Va conseguentemente ribadito che la qualificazione di una sostanza o un oggetto quale rifiuto consegue a dati obiettivi che definiscano la condotta del detentore o un obbligo al quale lo stesso è comunque tenuto, quello, appunto, di disfarsene, con conseguente esclusione della rilevanza di valutazioni soggettive ed indipendentemente da una eventuale riutilizzazione economica, potendosi tali dati ricavare anche dalla natura della sostanza o dell’oggetto, dalla sua origine, dalle condizioni, dalla conseguente necessità di successive attività di gestione e da ogni altro elemento idoneo a ricondurlo nell’ambito della definizione datane dall’art. 183, comma 1, lett. a) d.lgs. 152\06.  
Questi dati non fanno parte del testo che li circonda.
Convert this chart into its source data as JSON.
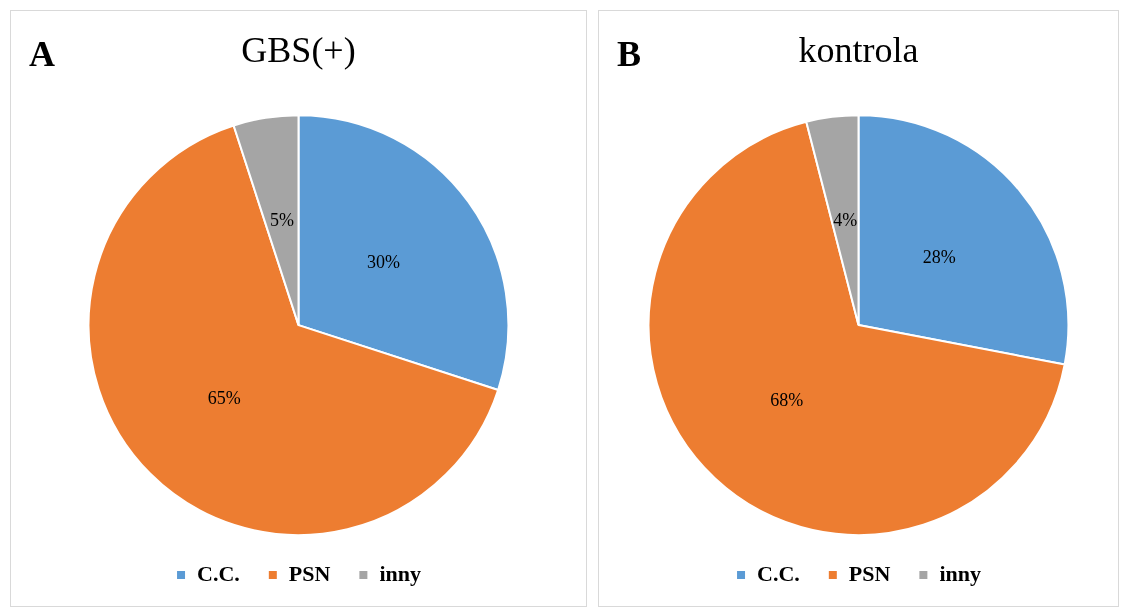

6. Nel caso sottoposto all’attenzione del Tribunale, come emerge dalla semplice descrizione riportata nell’incolpazione, le cose rinvenute avevano diversa origine e tipologia, erano detenute senza alcuna evidente cautela atta ad assicurarne la conservazione o ad impedirne l’ulteriore degrado, necessitavano chiaramente di interventi di recupero o erano palesemente non più utilizzabili, come osservato in ricorso, nel caso dei cateteri scaduti e dei kit di medicazione.
Nel ricorso, peraltro, viene fatto riferimento testuale a quanto riferito dalla polizia giudiziaria all’esito del sopralluogo circa la collocazione dei materiali sul suolo, con esposizione alle intemperie ed in presenza di vegetazione spontanea, il cui stato veniva segnalato come indicativo della giacenza sul luogo da lungo tempo, lamentando la mancata considerazione di tali ulteriori elementi.
Si tratta, dunque, di dati certamente significativi non soltanto ai fini della individuazione della natura dei materiali, ma anche tali da rendere meritevoli di concreto riscontro le affermazioni dell’indagato acriticamente recepite dai giudici del riesame.

7. Il ricorso del Pubblico Ministero merita pertanto accoglimento e l’ordinanza impugnata deve essere annullata con rinvio al Tribunale per nuovo esame, da effettuarsi tenendo conto dei principi dianzi richiamati.


P.Q.M.

Annulla la ordinanza impugnata e rinvia per nuovo esame al Tribunale di Siena.